The industrial networks are under constant transformation either by integrating new technologies or adding advanced IT services to enhance flexibility, efficiency, and innovation. The former demands precise resource planning to avoid interruption of the ongoing operations, and the latter emphasizes data availability for additional insights into the system. In either case, imposed network changes require appropriate continuous adaptation, which is not a trivial task for network resource management. It calls for the full perception of the demands from the legacy systems and the new technology or the service, as well as a prediction of the consequences of their interactions in the ongoing network condition.
In the absence of sufficient research works addressing the lack of insight into brownfield installations and securing the performance of ongoing processes upon integration of new technologies and applications, the presented work undertakes the orderly steps to address the aforementioned requirements. The proposed approach extends the network-level characterization to aggregated traffic modeling for network resource management. The influence of this approach can be associated with the related works and the state of practice from various aspects. The identified work-cycle boundaries reduce the model’s state-space while increasing the sample space for the learning process. The reduced dimensions by temporal segmentation remove the unnecessary complexity of stream modeling imposed by data points with insignificant information gain. It can potentially be combined with the modeling methods proposed in [
8] to derive alternative solutions for communication state recognition, and improve the modeling results presented in [
13,
15] for more accurate network traffic profiling. Furthermore, resource estimation for new technology or use-case integration can be carried out with more certainty since the accounted temporal dynamic gives more insight for provisioning periodic resource requirements, such as the presented method in [
9].
A critical task in network resource management is to identify the possible communication bottlenecks [
29,
30,
31]. The proposed method can be further deployed for network-level bottleneck estimation. The network-level bottleneck uncertainty parameter can be defined as the probability of bottlenecks with respect to the communication intensity in each state and the available resources. This parameter can be a baseline for provisioning based on resource estimation; states with lower communication intensity will have a lower bottleneck uncertainty level.

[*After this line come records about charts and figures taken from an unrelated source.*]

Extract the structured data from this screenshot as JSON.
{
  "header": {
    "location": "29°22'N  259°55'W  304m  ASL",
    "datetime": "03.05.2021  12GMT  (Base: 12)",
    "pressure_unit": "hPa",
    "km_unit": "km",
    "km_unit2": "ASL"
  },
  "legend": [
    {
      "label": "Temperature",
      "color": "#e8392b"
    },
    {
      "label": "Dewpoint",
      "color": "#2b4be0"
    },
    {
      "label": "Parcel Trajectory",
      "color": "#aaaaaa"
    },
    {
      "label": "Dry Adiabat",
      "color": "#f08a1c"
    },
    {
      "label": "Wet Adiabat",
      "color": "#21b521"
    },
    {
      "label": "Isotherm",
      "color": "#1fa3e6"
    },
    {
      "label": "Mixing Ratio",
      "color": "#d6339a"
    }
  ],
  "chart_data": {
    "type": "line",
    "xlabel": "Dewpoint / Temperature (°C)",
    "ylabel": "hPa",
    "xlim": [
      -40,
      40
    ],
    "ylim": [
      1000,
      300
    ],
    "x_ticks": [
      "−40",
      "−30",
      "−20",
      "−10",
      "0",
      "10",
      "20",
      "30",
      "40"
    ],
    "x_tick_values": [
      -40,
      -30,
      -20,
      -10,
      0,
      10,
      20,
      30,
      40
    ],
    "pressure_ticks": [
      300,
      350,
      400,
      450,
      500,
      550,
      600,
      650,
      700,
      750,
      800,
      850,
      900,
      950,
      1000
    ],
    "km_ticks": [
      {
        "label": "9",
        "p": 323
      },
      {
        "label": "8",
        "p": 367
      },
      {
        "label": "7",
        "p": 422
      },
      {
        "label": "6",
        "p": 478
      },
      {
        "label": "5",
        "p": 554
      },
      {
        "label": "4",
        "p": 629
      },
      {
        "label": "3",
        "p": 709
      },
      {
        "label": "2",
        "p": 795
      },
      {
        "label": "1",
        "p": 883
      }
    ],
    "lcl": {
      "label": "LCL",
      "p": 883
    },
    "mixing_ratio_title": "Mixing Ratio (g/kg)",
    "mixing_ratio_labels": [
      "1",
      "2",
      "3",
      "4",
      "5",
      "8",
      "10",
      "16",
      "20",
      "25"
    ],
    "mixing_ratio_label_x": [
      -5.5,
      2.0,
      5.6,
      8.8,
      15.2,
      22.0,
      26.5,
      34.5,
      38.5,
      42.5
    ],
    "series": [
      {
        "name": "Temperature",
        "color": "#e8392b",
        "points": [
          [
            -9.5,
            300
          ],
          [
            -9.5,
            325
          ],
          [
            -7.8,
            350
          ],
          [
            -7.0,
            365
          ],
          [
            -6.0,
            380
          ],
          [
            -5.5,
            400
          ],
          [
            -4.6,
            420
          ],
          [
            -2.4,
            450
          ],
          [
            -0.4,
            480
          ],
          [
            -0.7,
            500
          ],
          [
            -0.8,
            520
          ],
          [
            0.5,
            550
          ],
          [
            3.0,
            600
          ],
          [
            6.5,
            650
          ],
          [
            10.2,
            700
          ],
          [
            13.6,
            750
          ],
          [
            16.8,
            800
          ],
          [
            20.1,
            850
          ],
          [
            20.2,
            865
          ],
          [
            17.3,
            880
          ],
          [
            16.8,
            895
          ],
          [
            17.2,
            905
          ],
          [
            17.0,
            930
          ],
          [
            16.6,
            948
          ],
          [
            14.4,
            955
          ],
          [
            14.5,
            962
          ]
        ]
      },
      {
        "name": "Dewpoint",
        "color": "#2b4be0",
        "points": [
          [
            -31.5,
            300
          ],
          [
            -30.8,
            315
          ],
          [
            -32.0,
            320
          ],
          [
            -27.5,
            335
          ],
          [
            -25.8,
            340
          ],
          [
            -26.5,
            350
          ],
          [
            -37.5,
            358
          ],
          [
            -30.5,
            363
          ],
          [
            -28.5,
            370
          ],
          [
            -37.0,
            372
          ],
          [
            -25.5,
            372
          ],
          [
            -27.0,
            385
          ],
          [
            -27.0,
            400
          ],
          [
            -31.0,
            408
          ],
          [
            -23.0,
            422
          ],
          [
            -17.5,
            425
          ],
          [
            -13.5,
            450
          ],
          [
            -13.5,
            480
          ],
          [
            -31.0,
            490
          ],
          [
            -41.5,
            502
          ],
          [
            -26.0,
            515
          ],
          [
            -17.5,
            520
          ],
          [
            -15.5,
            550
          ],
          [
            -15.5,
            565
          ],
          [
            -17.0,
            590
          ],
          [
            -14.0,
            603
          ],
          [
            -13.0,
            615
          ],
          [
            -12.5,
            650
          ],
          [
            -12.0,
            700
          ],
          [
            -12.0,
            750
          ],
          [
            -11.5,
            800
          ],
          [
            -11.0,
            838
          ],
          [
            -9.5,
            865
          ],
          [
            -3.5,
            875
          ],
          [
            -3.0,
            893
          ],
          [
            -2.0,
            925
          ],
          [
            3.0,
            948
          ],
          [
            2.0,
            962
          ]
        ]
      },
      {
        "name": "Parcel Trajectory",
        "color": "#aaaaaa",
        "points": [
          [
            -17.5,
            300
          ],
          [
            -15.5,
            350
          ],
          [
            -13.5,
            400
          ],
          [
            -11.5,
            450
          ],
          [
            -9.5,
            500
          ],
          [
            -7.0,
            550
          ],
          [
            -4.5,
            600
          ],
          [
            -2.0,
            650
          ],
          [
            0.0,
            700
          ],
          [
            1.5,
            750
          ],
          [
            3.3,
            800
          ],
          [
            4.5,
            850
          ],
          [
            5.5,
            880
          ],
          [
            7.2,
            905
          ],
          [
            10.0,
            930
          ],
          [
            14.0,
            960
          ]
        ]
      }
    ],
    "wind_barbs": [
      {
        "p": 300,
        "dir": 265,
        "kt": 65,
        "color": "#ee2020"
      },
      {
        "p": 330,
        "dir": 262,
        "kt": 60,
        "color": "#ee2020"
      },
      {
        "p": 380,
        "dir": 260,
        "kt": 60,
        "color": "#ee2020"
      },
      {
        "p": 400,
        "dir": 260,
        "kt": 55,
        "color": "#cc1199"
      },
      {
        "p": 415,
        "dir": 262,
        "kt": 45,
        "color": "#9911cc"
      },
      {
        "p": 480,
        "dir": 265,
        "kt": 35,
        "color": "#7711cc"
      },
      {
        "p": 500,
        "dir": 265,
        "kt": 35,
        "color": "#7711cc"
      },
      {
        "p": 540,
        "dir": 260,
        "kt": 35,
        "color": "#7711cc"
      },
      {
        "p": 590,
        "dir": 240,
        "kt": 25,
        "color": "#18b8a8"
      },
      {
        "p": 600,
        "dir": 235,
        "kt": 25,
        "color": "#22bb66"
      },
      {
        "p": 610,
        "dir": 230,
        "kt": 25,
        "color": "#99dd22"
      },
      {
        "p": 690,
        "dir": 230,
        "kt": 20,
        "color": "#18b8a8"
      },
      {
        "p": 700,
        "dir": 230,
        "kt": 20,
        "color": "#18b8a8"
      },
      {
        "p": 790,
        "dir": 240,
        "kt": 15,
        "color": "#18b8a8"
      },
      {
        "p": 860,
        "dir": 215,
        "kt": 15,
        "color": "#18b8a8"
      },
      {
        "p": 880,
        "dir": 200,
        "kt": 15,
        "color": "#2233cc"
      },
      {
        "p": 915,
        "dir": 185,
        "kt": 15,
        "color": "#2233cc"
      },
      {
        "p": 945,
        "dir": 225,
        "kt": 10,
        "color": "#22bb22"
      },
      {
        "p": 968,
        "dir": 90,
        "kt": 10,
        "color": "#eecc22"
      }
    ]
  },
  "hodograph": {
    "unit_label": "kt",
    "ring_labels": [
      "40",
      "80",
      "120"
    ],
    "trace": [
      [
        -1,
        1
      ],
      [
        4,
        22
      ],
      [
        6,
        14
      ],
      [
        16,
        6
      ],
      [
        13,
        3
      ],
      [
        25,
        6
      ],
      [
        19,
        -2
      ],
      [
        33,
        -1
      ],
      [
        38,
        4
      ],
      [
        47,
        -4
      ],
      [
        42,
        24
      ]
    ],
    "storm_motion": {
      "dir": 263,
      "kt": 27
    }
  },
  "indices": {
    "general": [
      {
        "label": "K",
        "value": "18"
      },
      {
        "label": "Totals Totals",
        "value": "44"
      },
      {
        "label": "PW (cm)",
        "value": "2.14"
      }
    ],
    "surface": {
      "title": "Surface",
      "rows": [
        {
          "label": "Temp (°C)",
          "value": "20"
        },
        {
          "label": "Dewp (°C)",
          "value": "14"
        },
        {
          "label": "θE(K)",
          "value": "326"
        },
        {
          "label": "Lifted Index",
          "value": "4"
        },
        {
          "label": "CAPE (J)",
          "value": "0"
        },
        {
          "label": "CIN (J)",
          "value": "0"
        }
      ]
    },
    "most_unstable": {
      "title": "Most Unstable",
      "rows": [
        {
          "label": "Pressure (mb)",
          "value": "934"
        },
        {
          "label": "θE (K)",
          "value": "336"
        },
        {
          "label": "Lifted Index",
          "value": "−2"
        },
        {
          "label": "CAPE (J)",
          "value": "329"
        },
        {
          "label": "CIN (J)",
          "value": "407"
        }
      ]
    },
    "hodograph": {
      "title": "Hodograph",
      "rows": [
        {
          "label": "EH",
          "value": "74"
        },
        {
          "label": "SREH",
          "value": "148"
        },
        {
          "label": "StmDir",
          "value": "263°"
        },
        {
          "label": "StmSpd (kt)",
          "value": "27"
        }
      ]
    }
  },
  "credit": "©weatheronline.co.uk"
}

The future industrial networks are expected to accommodate both IT and OT traffic. In the proposed approach, the repeated patterns were utilized to model the traffic of OT systems. The self-similarity characteristic of IT traffic was detected and further discussed in the literature as one foundation for network modeling [
32,
33]. Considering both traffic bearing self-similar characteristics in their dynamics, a more efficient and realistic approximation of resources can be carried out by contemplating the consequence of their simultaneous accordance and possible interactions.
In this work, the first step is taken to address the identified gap within the active research and state of practice in network resource management, namely modeling and monitoring the traffic of industrial brownfield installation. It is indisputable that in the cross-section of computer science and operational technology more sophisticated methods can be developed with acceptable trade-offs between complexity and flexibility, as well as innovative solutions to address the existing gaps and challenges.